Book Tour 2011: Debrief Part II

(Photo: Threadgill’s in Austin, Texas.)

A book tour means travel, talk, fun, fatigue, and more. On my tour for The Nightmare Thief, I was lucky to have the Husband with me for the Texas leg. He was my entourage. He did the driving. And whenever I needed something he would jump up and say, “Let your people do that.” Then he’d hand me my shoes, or grab the phone, going, “I’ll call the spa to book your treatments, Madame. Stop throwing the blue M&Ms at me.” He also shlepped the luggage, and threatened friends and relatives into driving hundreds of miles to attend my events. It’s useful having a blackbelt/spy for a husband. It really is.

Texas turned into an excellent road trip. And if you were wondering, it’s true: state law mandates that all radio stations play country music, including the classical and talk stations. It’s also true that in certain counties, restaurant dishes are not labeled “fried” because the frying is assumed. It’s considered the natural state of food. And I’m talking about the salads.

It’s also true that Austin takes pride in its music and eccentricities. You can’t go five feet without tripping over a live band setting up to play. Threadgill’s, shown in the photo above, is where Janis Joplin famously got her start. (And, according to PatTheHat, it’s home to the best chicken fried steak in the southwest.) As for eccentricities, this is where the T-shirts proclaim: “Keep Austin Weird.” I tried to do my part. Hook ’em Horns.

(Photo: downtown Pittsburgh.)

Phoenix, where I spoke at The Poisoned Pen, was hot. Too hot for me to remember to take photos. But I had a blast staying at the retro Hotel Valley Ho. It’s been restored to its original 1950s chic, and I’m convinced I saw Natalie Wood and a young Robert Wagner checking in. And a Mercury astronaut. And Don Draper. Picture me poolside in a polka-dot bikini and bathing cap covered with plastic daisies. Wearing stilettos, and holding a martini. (Once again, note that jet lag may be distorting my memories.)

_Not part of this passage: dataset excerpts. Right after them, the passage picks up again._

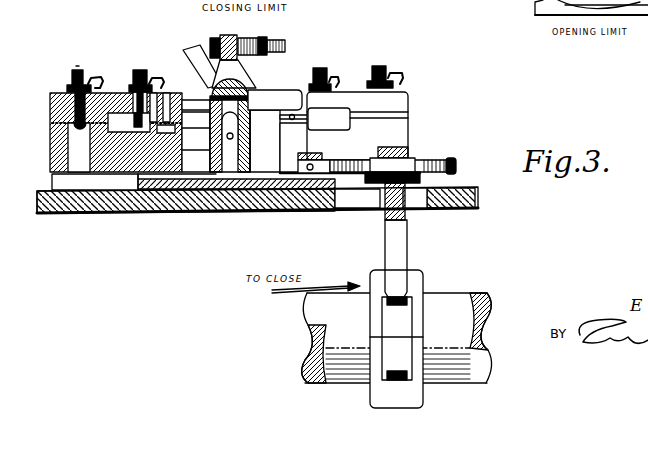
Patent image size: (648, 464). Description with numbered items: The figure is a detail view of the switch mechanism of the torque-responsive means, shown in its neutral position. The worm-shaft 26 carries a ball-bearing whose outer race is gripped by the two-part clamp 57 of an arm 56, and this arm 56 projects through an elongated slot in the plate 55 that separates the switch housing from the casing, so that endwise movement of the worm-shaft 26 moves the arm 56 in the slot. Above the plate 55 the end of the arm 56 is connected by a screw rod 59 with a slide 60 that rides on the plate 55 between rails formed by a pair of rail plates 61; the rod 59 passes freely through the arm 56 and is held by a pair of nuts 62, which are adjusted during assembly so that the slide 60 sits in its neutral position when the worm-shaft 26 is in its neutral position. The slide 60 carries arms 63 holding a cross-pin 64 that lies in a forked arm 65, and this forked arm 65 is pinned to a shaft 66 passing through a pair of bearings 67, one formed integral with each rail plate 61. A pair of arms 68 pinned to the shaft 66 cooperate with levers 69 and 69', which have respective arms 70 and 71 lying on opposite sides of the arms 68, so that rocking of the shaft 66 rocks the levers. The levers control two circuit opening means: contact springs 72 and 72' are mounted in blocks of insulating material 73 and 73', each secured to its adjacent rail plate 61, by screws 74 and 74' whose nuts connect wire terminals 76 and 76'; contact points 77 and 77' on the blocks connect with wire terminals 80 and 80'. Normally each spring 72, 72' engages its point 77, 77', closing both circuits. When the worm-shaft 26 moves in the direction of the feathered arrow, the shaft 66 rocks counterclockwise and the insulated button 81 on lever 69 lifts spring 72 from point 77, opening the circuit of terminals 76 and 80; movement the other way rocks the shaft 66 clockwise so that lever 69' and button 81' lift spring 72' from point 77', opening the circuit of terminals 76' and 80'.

The worm-shaft 26 is at (397, 338).
The plate 55 is at (474, 208).
The arm 56 is at (393, 238).
The two-part clamp 57 is at (417, 350).
The screw rod 59 is at (452, 172).
The slide 60 is at (300, 195).
The rail plates 61 is at (190, 176).
The nuts 62 is at (448, 168).
The arms 63 is at (230, 173).
The cross-pin 64 is at (250, 149).
The forked arm 65 is at (212, 160).
The shaft 66 is at (248, 122).
The bearings 67 is at (208, 122).
The arms 68 is at (231, 32).
The lever 69 is at (190, 91).
The lever 69' is at (275, 90).
The arm 70 is at (256, 34).
The arm 71 is at (193, 48).
The contact spring 72 is at (193, 138).
The contact spring 72' is at (386, 119).
The block of insulating material 73 is at (103, 121).
The block of insulating material 73' is at (394, 126).
The screw 74 is at (73, 106).
The screw 74' is at (395, 66).
The wire terminal 76 is at (101, 65).
The wire terminal 76' is at (422, 76).
The contact point 77 is at (129, 136).
The contact point 77' is at (317, 135).
The wire terminal 80 is at (146, 79).
The wire terminal 80' is at (328, 68).
The insulated button 81 is at (160, 126).
The button 81' is at (294, 146).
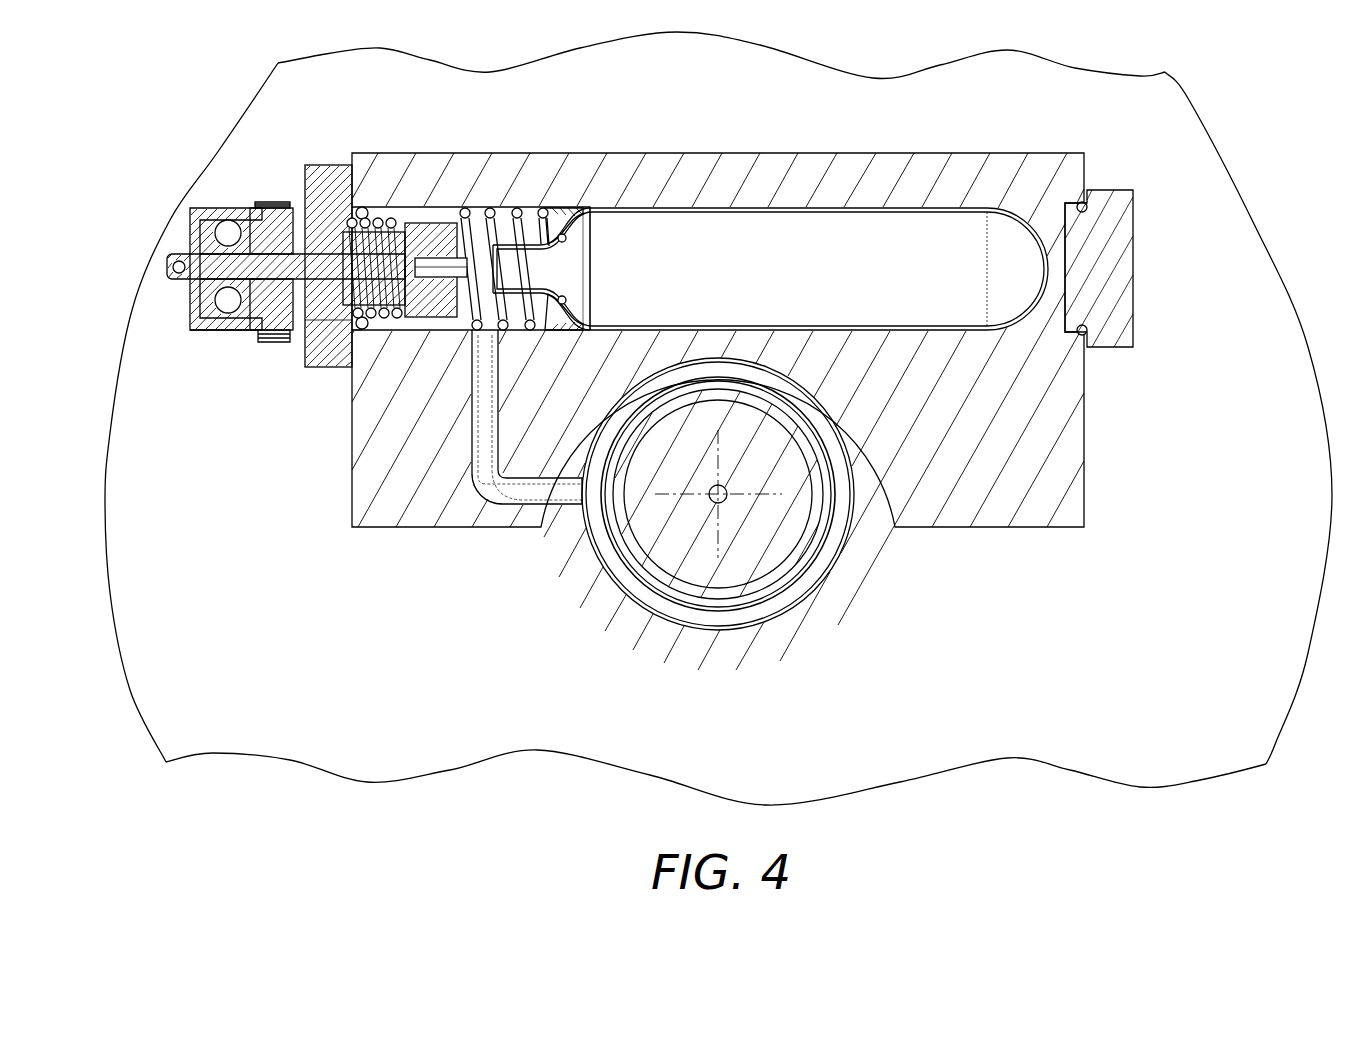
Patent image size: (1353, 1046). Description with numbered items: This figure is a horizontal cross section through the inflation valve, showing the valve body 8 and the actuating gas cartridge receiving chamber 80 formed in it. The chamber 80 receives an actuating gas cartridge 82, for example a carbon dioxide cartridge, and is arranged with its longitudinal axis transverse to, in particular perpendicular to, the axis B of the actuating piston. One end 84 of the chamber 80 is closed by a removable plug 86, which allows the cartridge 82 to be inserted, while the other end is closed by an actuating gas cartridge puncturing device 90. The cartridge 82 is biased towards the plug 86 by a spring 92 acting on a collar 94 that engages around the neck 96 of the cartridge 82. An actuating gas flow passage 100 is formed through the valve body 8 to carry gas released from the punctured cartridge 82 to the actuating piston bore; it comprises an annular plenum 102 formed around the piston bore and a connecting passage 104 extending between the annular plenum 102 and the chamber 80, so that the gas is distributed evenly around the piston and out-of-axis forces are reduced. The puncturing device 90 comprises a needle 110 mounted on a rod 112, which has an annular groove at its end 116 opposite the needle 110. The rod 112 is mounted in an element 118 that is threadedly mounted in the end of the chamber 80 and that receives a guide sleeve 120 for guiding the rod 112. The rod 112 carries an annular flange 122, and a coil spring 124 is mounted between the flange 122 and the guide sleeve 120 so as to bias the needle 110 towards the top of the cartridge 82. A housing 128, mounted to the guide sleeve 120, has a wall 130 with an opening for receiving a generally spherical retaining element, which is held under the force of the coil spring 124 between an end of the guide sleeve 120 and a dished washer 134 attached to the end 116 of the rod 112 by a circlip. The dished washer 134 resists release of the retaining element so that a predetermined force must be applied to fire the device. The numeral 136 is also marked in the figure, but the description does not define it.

The valve body 8 is at (1060, 518).
The actuating gas cartridge receiving chamber 80 is at (477, 208).
The actuating gas cartridge 82 is at (917, 232).
The end of the actuating gas receiving chamber 84 is at (1050, 162).
The removable plug 86 is at (1128, 266).
The actuating gas cartridge puncturing device 90 is at (268, 251).
The spring 92 is at (517, 210).
The collar 94 is at (563, 212).
The neck of the actuating gas cartridge 96 is at (607, 212).
The actuating gas flow passage 100 is at (523, 512).
The annular plenum 102 is at (620, 573).
The connecting passage 104 is at (486, 482).
The needle 110 is at (452, 233).
The rod 112 is at (280, 253).
The end of the rod 116 is at (165, 265).
The element 118 is at (333, 172).
The guide sleeve 120 is at (305, 325).
The annular flange 122 is at (385, 210).
The coil spring 124 is at (373, 330).
The housing 128 is at (252, 333).
The wall 130 is at (203, 333).
The washer 134 is at (205, 212).
The detent ball 136 is at (193, 283).
The axis of the actuating piston B is at (727, 498).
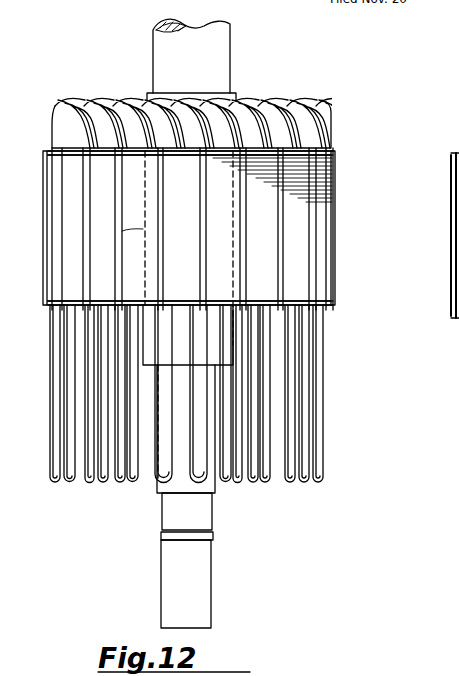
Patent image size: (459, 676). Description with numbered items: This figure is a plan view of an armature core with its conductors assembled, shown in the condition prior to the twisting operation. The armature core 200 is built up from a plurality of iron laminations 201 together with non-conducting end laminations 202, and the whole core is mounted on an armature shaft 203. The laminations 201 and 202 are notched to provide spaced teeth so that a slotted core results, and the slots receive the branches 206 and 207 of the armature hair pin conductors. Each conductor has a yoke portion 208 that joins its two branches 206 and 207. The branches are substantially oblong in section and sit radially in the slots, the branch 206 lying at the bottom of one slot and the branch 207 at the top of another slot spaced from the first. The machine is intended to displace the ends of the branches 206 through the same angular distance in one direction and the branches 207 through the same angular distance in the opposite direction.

In New York I spoke at The BookMark Shoppe, a bookstore run by two best friends in Brooklyn. Now, Brooklyn is big. As in millions of people big. Its neighborhoods range from gritty to megacool and include Italian, African American, Hasidic, Dominican, Russian Orthodox, and hipster white boy — and that’s just what my son Mark can see from the back window of his apartment.

The bookstore is in Bay Ridge, at the very end of the subway line, and Mark said getting there would be like Inception: we’d have to go several levels deep. It was a dream within a dream within a dream… within Brooklyn. It took an hour on the subway, but he’s an Eagle Scout, and brought his compass. Or at least his iPhone compass app. And we didn’t know what to expect when we surfaced from the R Train. According to people from Manhattan, it might be some combination of Saturday Night Fever and The Warriors.

Reality: Bay Ridge is charming. Brownstones, tree-lined streets, parks, lively local businesses, all watched over by the towering Verrazano-Narrows Bridge. The bookstore was the size of a boxcar, but it filled up with readers for my event. They were eager and enthusiastic. I appreciated it.

And then we heard the music hammering overhead: “Je Ne Regret Rien…” So we surfaced from the dream, level by level, subway stop by subway stop, and made it home safe. I think. Maybe I haven’t actually woken up. If I see Leonardo DiCaprio or, God help me, John Travolta in disco clothes, I’ll know I’m trapped.

(Photo: me with Mary Alice Gorman.)

My final stop in Pittsburgh took me to the Mystery Lovers Bookshop. I’ve been there before. And last year at the Edgars I was lucky enough to see the store’s owners, Mary Alice Gorman and Richard Goldman, honored by the Mystery Writers of America with a Raven Award for their contribution to mystery writing. It’s always a pleasure to get to the store, and on Wednesday I loved the chance to talk to a full house of readers and book clubs. Plus Richard and Mary Alice fed us. What more could I ask?

Okay, how about for this: at the airport, side-by-side heroes of famous battles near Pittsburgh. Yes, it’s life size wax figures of George Washington and Franco Harris.

Tomorrow I’ll finish the debrief with Adventures in Audience Q&A.

4 responses to “Book Tour 2011: Debrief Part II

  1. Good stuff 🙂 I’ve been to Threadgills. And stood outside the Austin Woolworth just as it was closing down. Oh yes, I’ve been to all the historic sites.

  2. It sounds like you had a wonderful time, thanks very much for sharing–your professional life is so exciting!
    (Er… that’s not to suggest that your private life isn’t also exciting. Oh, you know what I mean!)

  3. But did the spinning top keep spinning, or did it stop? Inquiring minds want to know!